BRUNO LE MAIRE SOUHAITE UNE EUROPE PLUS FORTE

Où en est l’Europe ? Pour répondre à cette question, l’Institut Aspen France avait invité Bruno Le Maire, secrétaire d’Etat aux affaires européennes, mardi 14 mai, à l’issue de l’assemblée générale de l’association.

 Pour Bruno Le Maire, si l’Europe sait agir par temps calme, elle n’est pas armée pour faire face à une crise comme celle que nous traversons.

« Nous savons tous que la hiérarchie des puissances ne sera plus la même au sortir de cette crise. Déjà l’existence d’un G20 fait que certains pays ont une nouvelle influence. C’est le cas de la Chine, du Brésil, de l’Inde ou de l’Afrique du Sud. Aujourd’hui, l’Europe doit choisir : être seulement un espace de libre-échange ou bien une force politique qui puisse défendre ses intérêts et ses valeurs dans le monde de demain. Concrètement, ceci signifie qu’elle cherche à mettre en place une régulation financière, une politique de développement durable, qu’elle devienne une force politique capable d’entrainer des grands pays ».

Cette question décisive aux yeux de Bruno Le Maire, va se jouer dans les quelques années qui viennent : « La puissance se gagne lentement et se perd très rapidement » dit-il. Il faut que certains Etats prennent le leadership comme l’ont fait le président Nicolas Sarkozy et la chancelière Angela Merkel pour maintenir l’unité européenne.

Des élections qui mobilisent peu

Evoquant les élections européennes, qui ne semblent pas passionner les Français, Bruno Le Maire a regretté que les enjeux ne soient pas mieux expliqués. Il a déploré que certaines formations politiques refusent le débat européen et tentent de transformer cette consultation en un scrutin à portée purement nationale.

Le secrétaire d’Etat a concédé que ces élections au Parlement Européen n’avaient pas le même poids politique que celle des députés à l’Assemblée Nationale. En outre, le Parlement Européen ne dispose pas de tout le pouvoir législatif au niveau européen, puisqu’il le partage avec la Commission et avec le Conseil.

Bruno Le Maire reconnaît que les dirigeants politiques portent une part de responsabilité dans cette désaffection du public : à force de rejeter la faute sur Bruxelles, les hommes politiques français ont créé une certaine distance vis à vis de l’Europe. Les exemples sont légion de réalisations cofinancées par l‘Europe mais dont le citoyen français ne sait rien, car les élus se gardent de mettre en valeur la part, souvent importante, de financement européen, préférant mettre en avant leur propre contribution !

Le secrétaire d’Etat s’est pourtant dit « raisonnablement optimiste », expliquant avoir constaté lors des meetings de campagne combien les citoyens étaient en attente d’une Europe forte, pour eux « le seul avenir collectif qu’ils puissent envisager ».

Un « moment européen » décisif

L149xH150_L149xH150_Copyrigh_Rue89-248ac-f11f8Pour Bruno Le Maire, nous avons atteint un « moment européen » où tout peut basculer d’un côté comme de l’autre : on peut en revenir à l’immobilisme, car l’intergouvernemental ne suffit pas, il est essentiel mais non suffisant. Il faut une Commission forte, politique, un président fort, des commissaires forts. Pour lui, tout est lié : si on arrive à avoir des représentants forts, on aura une politique européenne forte. Aujourd’hui chacun sait que l‘on vote pour des visages et en France, on ne connaît pas les visages des députés européens.
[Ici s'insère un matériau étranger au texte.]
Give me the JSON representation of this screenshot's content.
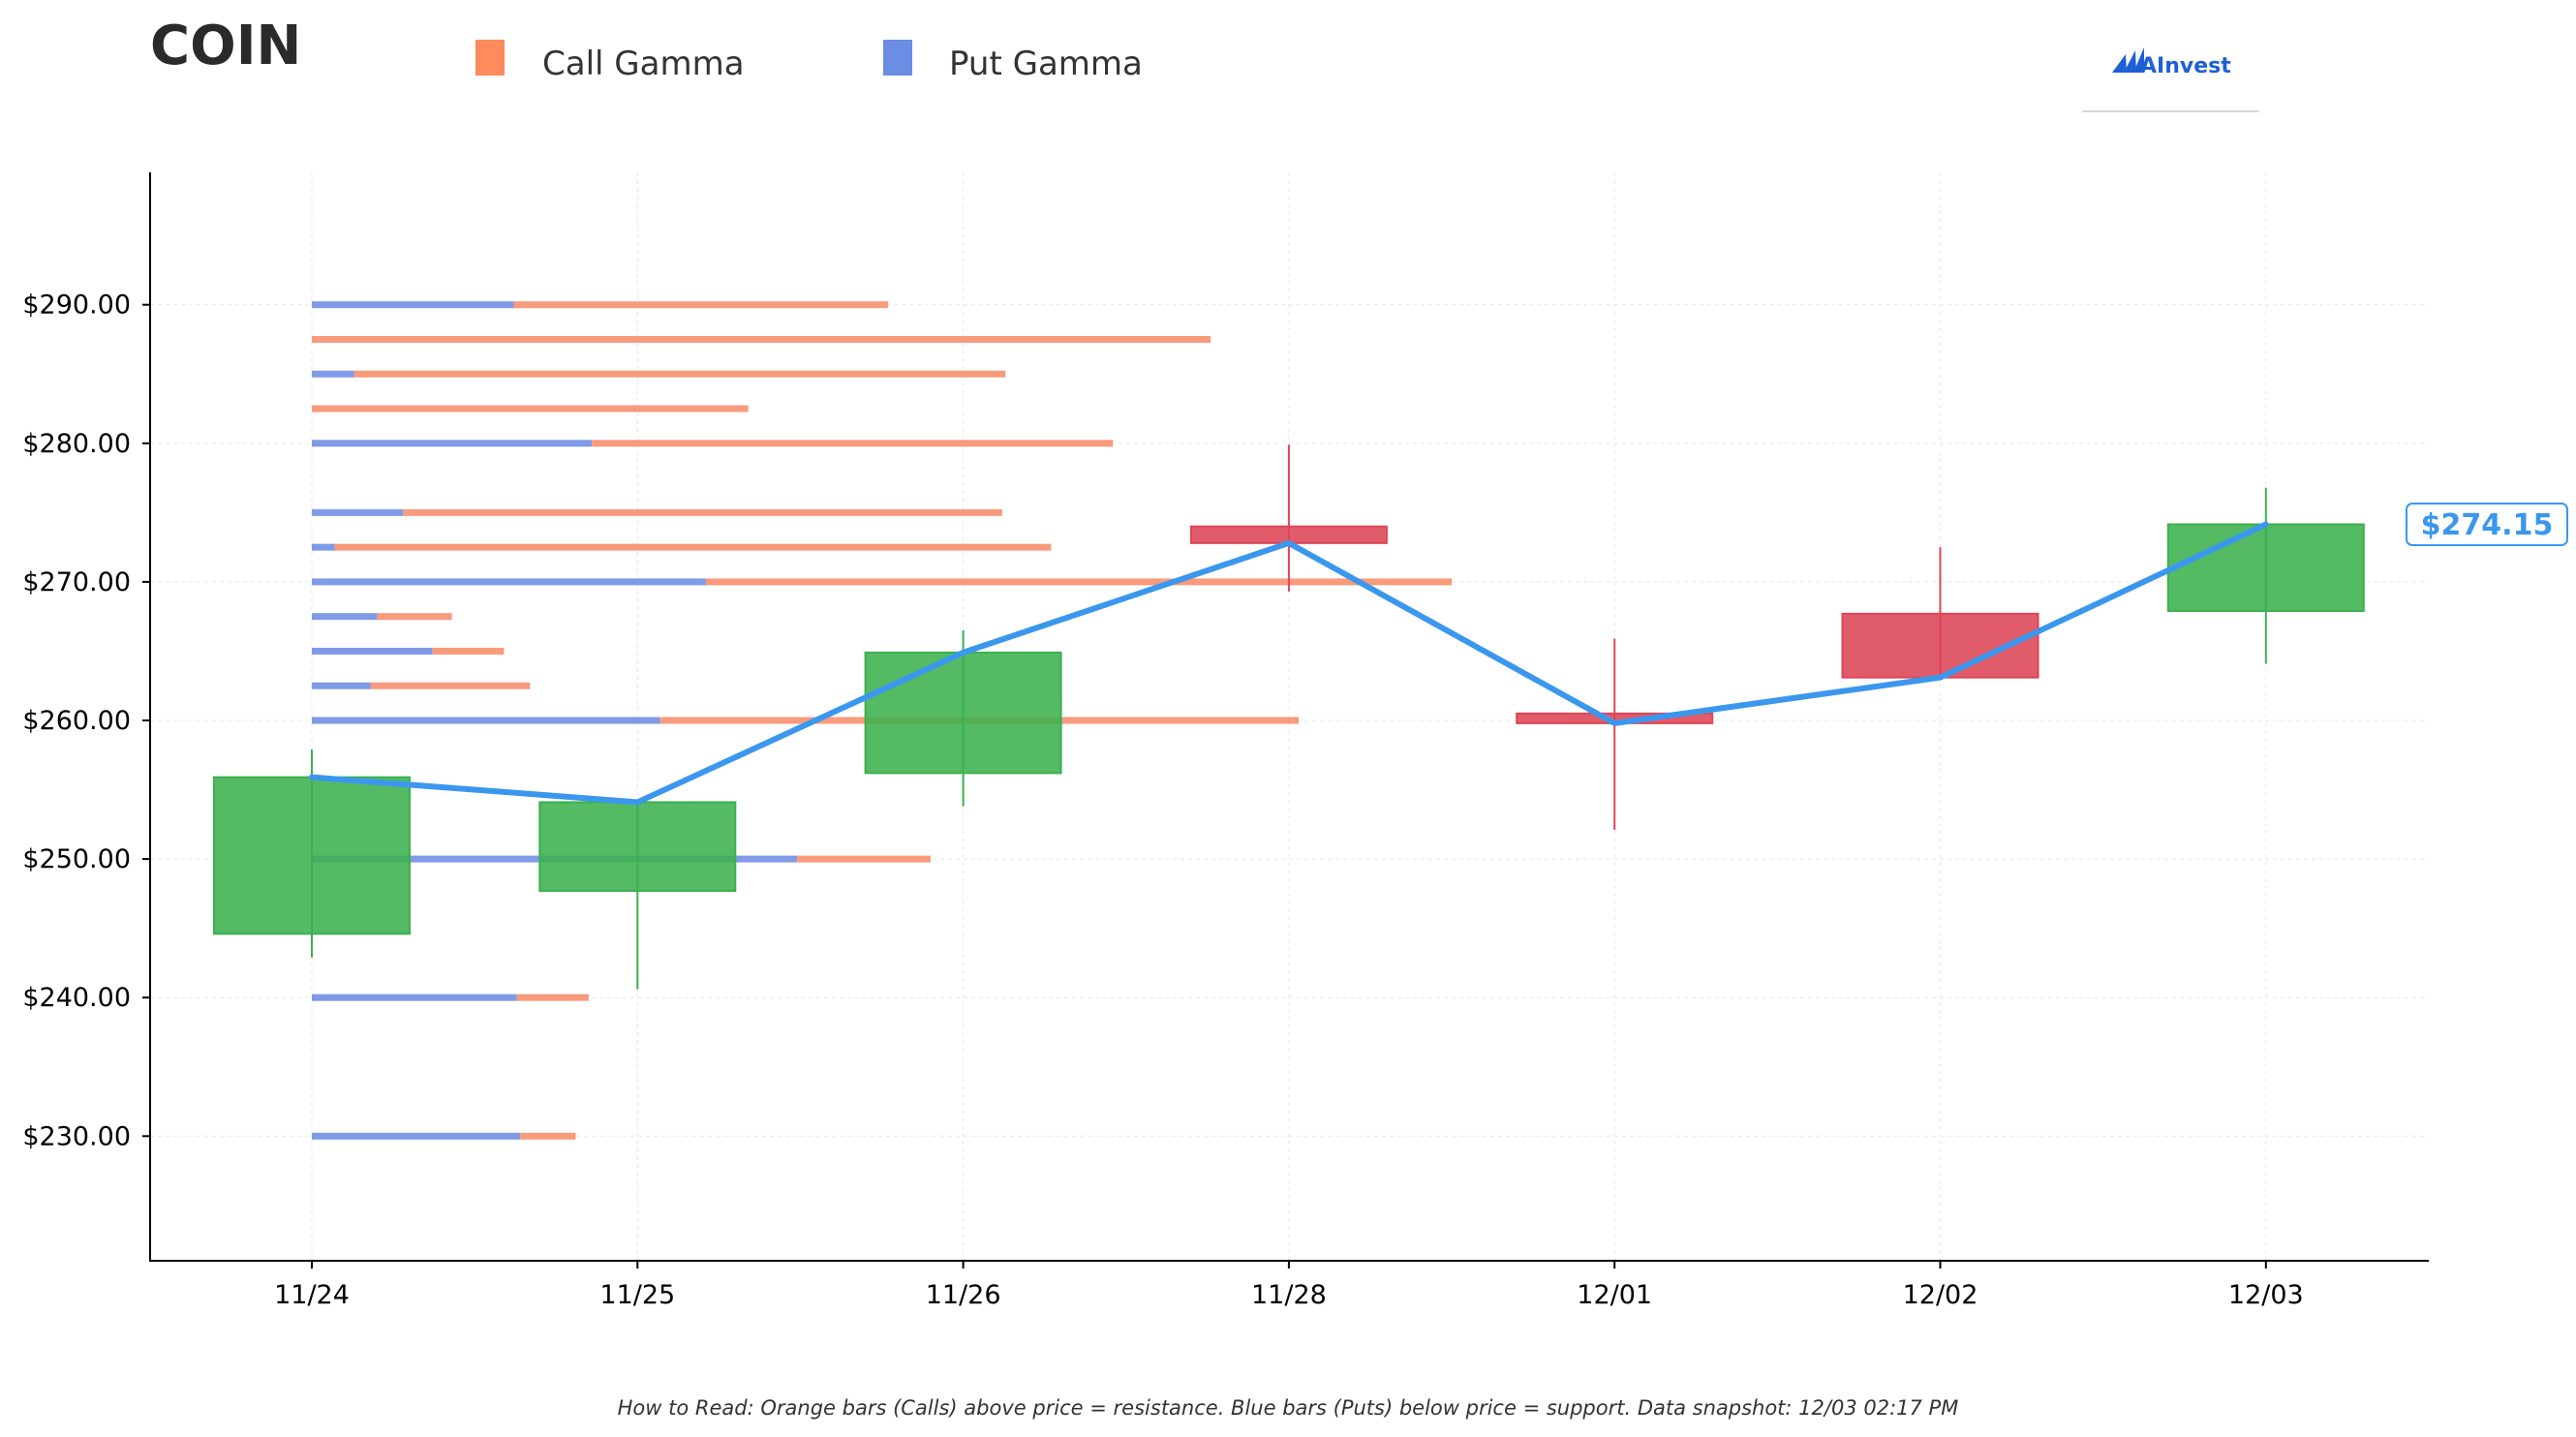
{
  "title": "COIN",
  "legend": [
    {
      "label": "Call Gamma",
      "color": "#ff8a5b"
    },
    {
      "label": "Put Gamma",
      "color": "#6b8de3"
    }
  ],
  "brand": {
    "name": "AInvest",
    "color": "#1f5fd6"
  },
  "footer": "How to Read: Orange bars (Calls) above price = resistance. Blue bars (Puts) below price = support. Data snapshot: 12/03 02:17 PM",
  "colors": {
    "up": "#3cb04e",
    "down": "#dd4556",
    "price_line": "#3b97ee",
    "call_bar": "#f79b7c",
    "put_bar": "#7f9ae6",
    "axis": "#000000",
    "grid": "#e8e8e8"
  },
  "chart_data": {
    "type": "candlestick",
    "title": "COIN",
    "categories": [
      "11/24",
      "11/25",
      "11/26",
      "11/28",
      "12/01",
      "12/02",
      "12/03"
    ],
    "ylim": [
      221,
      299
    ],
    "yticks": [
      230,
      240,
      250,
      260,
      270,
      280,
      290
    ],
    "ytick_labels": [
      "$230.00",
      "$240.00",
      "$250.00",
      "$260.00",
      "$270.00",
      "$280.00",
      "$290.00"
    ],
    "grid": true,
    "legend_position": "top-left",
    "candles": [
      {
        "date": "11/24",
        "open": 244.6,
        "high": 257.9,
        "low": 242.9,
        "close": 255.9
      },
      {
        "date": "11/25",
        "open": 247.7,
        "high": 254.1,
        "low": 240.6,
        "close": 254.1
      },
      {
        "date": "11/26",
        "open": 256.2,
        "high": 266.5,
        "low": 253.8,
        "close": 264.9
      },
      {
        "date": "11/28",
        "open": 274.0,
        "high": 279.9,
        "low": 269.3,
        "close": 272.8
      },
      {
        "date": "12/01",
        "open": 260.5,
        "high": 265.9,
        "low": 252.1,
        "close": 259.8
      },
      {
        "date": "12/02",
        "open": 267.7,
        "high": 272.5,
        "low": 263.1,
        "close": 263.1
      },
      {
        "date": "12/03",
        "open": 267.9,
        "high": 276.8,
        "low": 264.1,
        "close": 274.15
      }
    ],
    "last_price_label": "$274.15",
    "gamma_strikes_unit": "category-widths",
    "gamma_strikes": [
      {
        "strike": 290.0,
        "put": 0.62,
        "call": 1.15
      },
      {
        "strike": 287.5,
        "put": 0.0,
        "call": 2.76
      },
      {
        "strike": 285.0,
        "put": 0.13,
        "call": 2.0
      },
      {
        "strike": 282.5,
        "put": 0.0,
        "call": 1.34
      },
      {
        "strike": 280.0,
        "put": 0.86,
        "call": 1.6
      },
      {
        "strike": 275.0,
        "put": 0.28,
        "call": 1.84
      },
      {
        "strike": 272.5,
        "put": 0.07,
        "call": 2.2
      },
      {
        "strike": 270.0,
        "put": 1.21,
        "call": 2.29
      },
      {
        "strike": 267.5,
        "put": 0.2,
        "call": 0.23
      },
      {
        "strike": 265.0,
        "put": 0.37,
        "call": 0.22
      },
      {
        "strike": 262.5,
        "put": 0.18,
        "call": 0.49
      },
      {
        "strike": 260.0,
        "put": 1.07,
        "call": 1.96
      },
      {
        "strike": 250.0,
        "put": 1.49,
        "call": 0.41
      },
      {
        "strike": 240.0,
        "put": 0.63,
        "call": 0.22
      },
      {
        "strike": 230.0,
        "put": 0.64,
        "call": 0.17
      }
    ]
  }
}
Le risque, lorsque les responsables politiques n’ont pas de convictions fortes, est que l’administration garde le pouvoir et que rien n’avance.

Elargissement ou approfondissement

Le secrétaire d’Etat a aussi mis en garde contre le repli sur soi : la porte de l’Europe doit rester ouverte. L’Europe a recréé une unité historique. Il faut la sauvegarder à tout prix.

Pour autant, pour Bruno Le Maire, l’Union européenne ne peut pas avoir deux projets politiques, l’élargissement et la constitution de l’Europe en véritable force politique. On ne peut pas faire les deux à la fois.

Evoquant la Turquie, le secrétaire d’Etat explique : « Le projet de construction européenne n’est pas seulement un projet révolutionnaire, c’est notre projet. Nous voulons qu’il le reste. Or, si la Turquie devient membre, elle devient le pays le plus puissant, celui qui pèsera le plus sur l’avenir de l’Europe. L’avenir risquerait alors de nous échapper ».